Shafia murders sparked new measures for protecting Montreal youth
Murders led to new indicators for recognizing and addressing cases where family honour at play
The so-called honour killings of three Montreal sisters and their stepmother revealed a "collective failure" among the various authorities responsible for protecting youth in the city, the co-director of the city's francophone youth protection services says.
In an interview with Radio-Canada, Suzanne Dessureault said important steps have been taken to better recognize and intervene in situations where family honour is at play since the 2009 murders.
English and French youth protection authorities were called in on two different occasions to address concerns about the girls, but there was no system in place that allowed the agencies to share information such as prior alerts involving the same family.
A Quebec-wide registry to share complaints among all youth protection agencies was in the works, but it was not operational until May 2009 — one month after the second complaint and just weeks before the murders.
Risk indicators
"There was a real need for collective action to better understand the issues, develop a common vision, and adjust our way of working, our practices and our interventions," Dessureault said.
You really have to be careful... It's a new issue for us and we have to take care to really understand what's going on.- Suzanne Dessureault, co-ordinator of the Direction de la protection de la jeunesse
Following the murders, educators, police, youth home staff and researchers were brought together to develop a collective action plan for determining cases connected to family honour.
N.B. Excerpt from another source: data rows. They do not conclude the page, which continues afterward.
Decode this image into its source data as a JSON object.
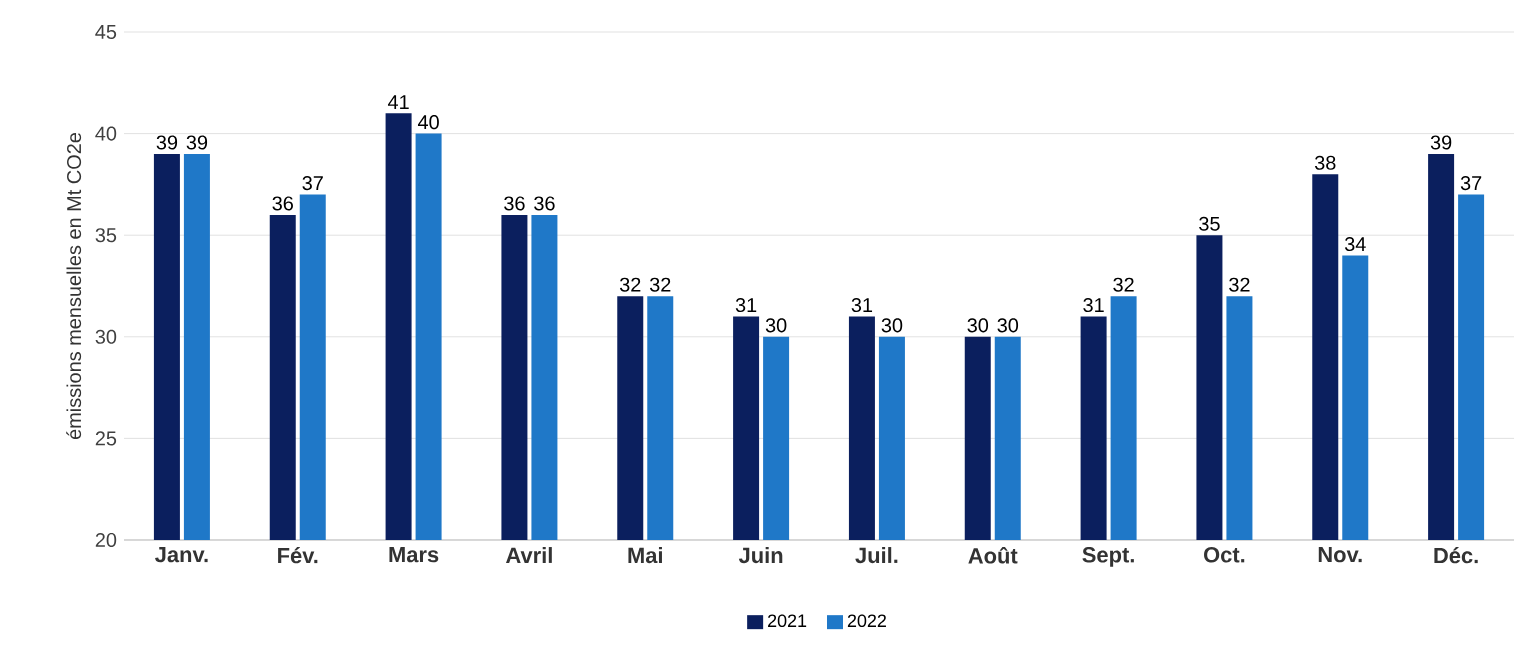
{
  "chart_data": {
    "type": "bar",
    "ylabel": "émissions mensuelles en Mt CO2e",
    "categories": [
      "Janv.",
      "Fév.",
      "Mars",
      "Avril",
      "Mai",
      "Juin",
      "Juil.",
      "Août",
      "Sept.",
      "Oct.",
      "Nov.",
      "Déc."
    ],
    "series": [
      {
        "name": "2021",
        "color": "#0b1f5e",
        "values": [
          39,
          36,
          41,
          36,
          32,
          31,
          31,
          30,
          31,
          35,
          38,
          39
        ]
      },
      {
        "name": "2022",
        "color": "#1f78c8",
        "values": [
          39,
          37,
          40,
          36,
          32,
          30,
          30,
          30,
          32,
          32,
          34,
          37
        ]
      }
    ],
    "ylim": [
      20,
      45
    ],
    "yticks": [
      20,
      25,
      30,
      35,
      40,
      45
    ],
    "grid": "y",
    "legend": "bottom",
    "data_labels": true
  }
}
A framework for identifying and evaluating indicators of such cases was developed based on earlier efforts in the United Kingdom and other countries, which Dessureault said are "more advanced" on the issue.
Those indicators are now being used by front line youth protection workers around the city as well as teachers, who Dessureault said are often the first to see the signs.
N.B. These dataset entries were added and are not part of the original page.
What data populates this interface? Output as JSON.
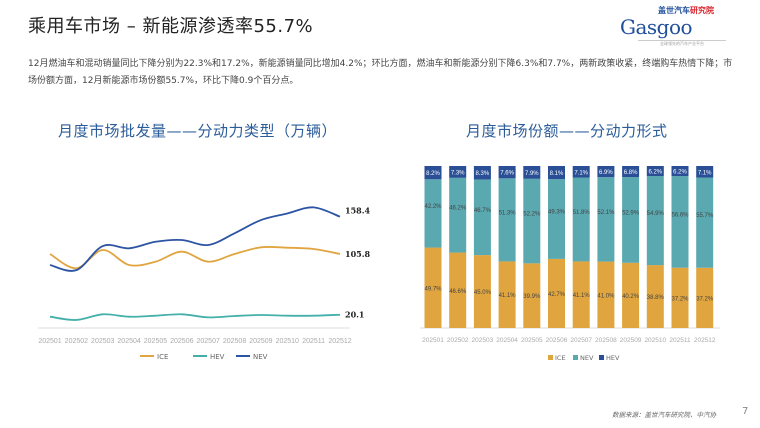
{
  "header": {
    "title": "乘用车市场 – 新能源渗透率55.7%",
    "logo": {
      "cn_part1": "盖世汽车",
      "cn_part2": "研究院",
      "en": "Gasgoo",
      "tagline": "全球领先的汽车产业平台"
    }
  },
  "summary": "12月燃油车和混动销量同比下降分别为22.3%和17.2%，新能源销量同比增加4.2%；环比方面，燃油车和新能源分别下降6.3%和7.7%，两新政策收紧，终端购车热情下降；市场份额方面，12月新能源市场份额55.7%，环比下降0.9个百分点。",
  "colors": {
    "ICE": "#e0a53f",
    "HEV": "#45b0aa",
    "NEV": "#2d55a3",
    "NEV_share": "#5aa8b0",
    "HEV_share": "#2a4f96",
    "title_blue": "#2b5c9a"
  },
  "chart_data": [
    {
      "type": "line",
      "title": "月度市场批发量——分动力类型（万辆）",
      "categories": [
        "202501",
        "202502",
        "202503",
        "202504",
        "202505",
        "202506",
        "202507",
        "202508",
        "202509",
        "202510",
        "202511",
        "202512"
      ],
      "series": [
        {
          "name": "ICE",
          "values": [
            105.8,
            85.6,
            111.4,
            90.2,
            94.9,
            109.0,
            94.9,
            105.8,
            115.2,
            114.7,
            112.8,
            105.8
          ]
        },
        {
          "name": "HEV",
          "values": [
            17.3,
            12.7,
            20.7,
            17.3,
            18.7,
            20.7,
            16.4,
            18.3,
            19.7,
            18.7,
            18.7,
            20.1
          ]
        },
        {
          "name": "NEV",
          "values": [
            90.2,
            83.0,
            117.0,
            113.8,
            123.0,
            125.5,
            118.5,
            135.0,
            153.7,
            163.0,
            171.6,
            158.4
          ]
        }
      ],
      "end_labels": [
        "105.8",
        "20.1",
        "158.4"
      ],
      "legend": "bottom",
      "grid": false
    },
    {
      "type": "stacked-bar",
      "title": "月度市场份额——分动力形式",
      "categories": [
        "202501",
        "202502",
        "202503",
        "202504",
        "202505",
        "202506",
        "202507",
        "202508",
        "202509",
        "202510",
        "202511",
        "202512"
      ],
      "series": [
        {
          "name": "ICE",
          "values": [
            49.7,
            46.6,
            45.0,
            41.1,
            39.9,
            42.7,
            41.1,
            41.0,
            40.2,
            38.8,
            37.2,
            37.2
          ]
        },
        {
          "name": "NEV",
          "values": [
            42.2,
            46.2,
            46.7,
            51.3,
            52.2,
            49.3,
            51.8,
            52.1,
            52.9,
            54.9,
            56.6,
            55.7
          ]
        },
        {
          "name": "HEV",
          "values": [
            8.2,
            7.3,
            8.3,
            7.6,
            7.9,
            8.1,
            7.1,
            6.9,
            6.8,
            6.2,
            6.2,
            7.1
          ]
        }
      ],
      "unit": "%",
      "legend": "bottom",
      "grid": false
    }
  ],
  "footer": {
    "source": "数据来源：盖世汽车研究院、中汽协",
    "page": "7"
  }
}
She gave the example of an adolescent girl who confides that her brother follows her to school every day and she's worried, or who receives threats that she'll be sent back to her country and forced to marry someone if it's discovered she has a boyfriend.
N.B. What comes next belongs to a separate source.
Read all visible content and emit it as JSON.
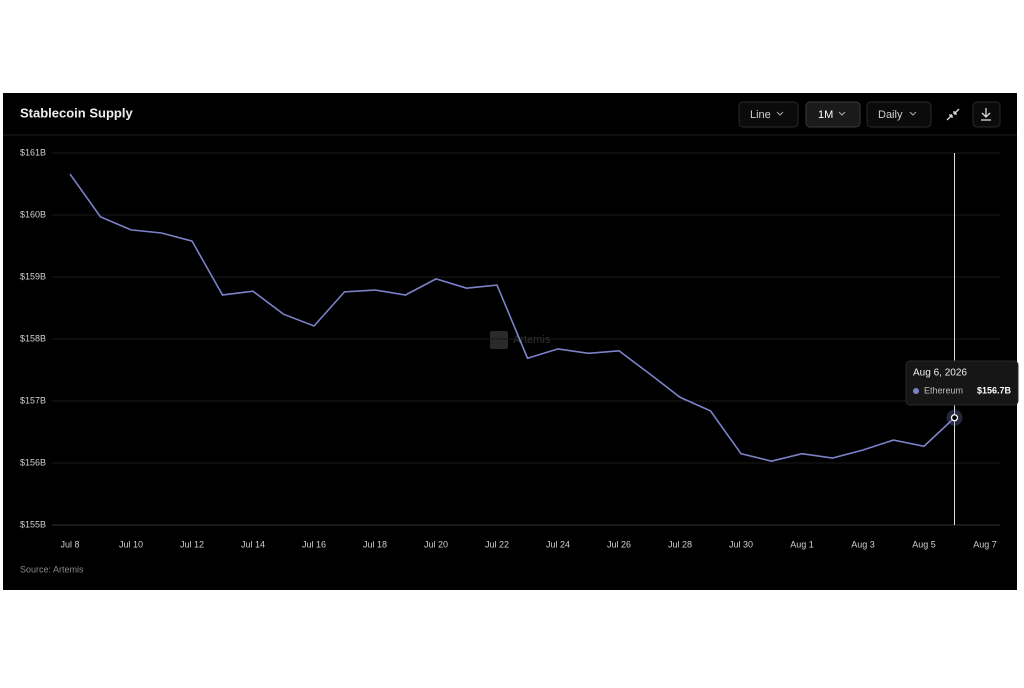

"By knowing how to distinguish, to understand the indicators and the risks, we can better intervene to help and protect adolescents who need protecting," she said.
"From the moment we receive word of a situation, we can match it to the risk indicators and an investigation can be undertaken," she said.
"We have to be vigilant in these situations."
A balanced vigilance
That vigilance has to be balanced with a keen awareness to avoid jumping to conclusions based on a family's ethnicity, she said.
"We have to be careful not to stigmatize, not to fall into the trap of automatically assuming that because they're from a different country and there's conflict with the daughter and her parents, that it's a case where honour is at play," she said.
"You really have to be careful... It's a new issue for us and we have to take care to really understand what's going on."
Of the 4,000 cases investigated by Montreal's youth protection services last year, Dessureault said about 30 involved possible indications that family honour was involved.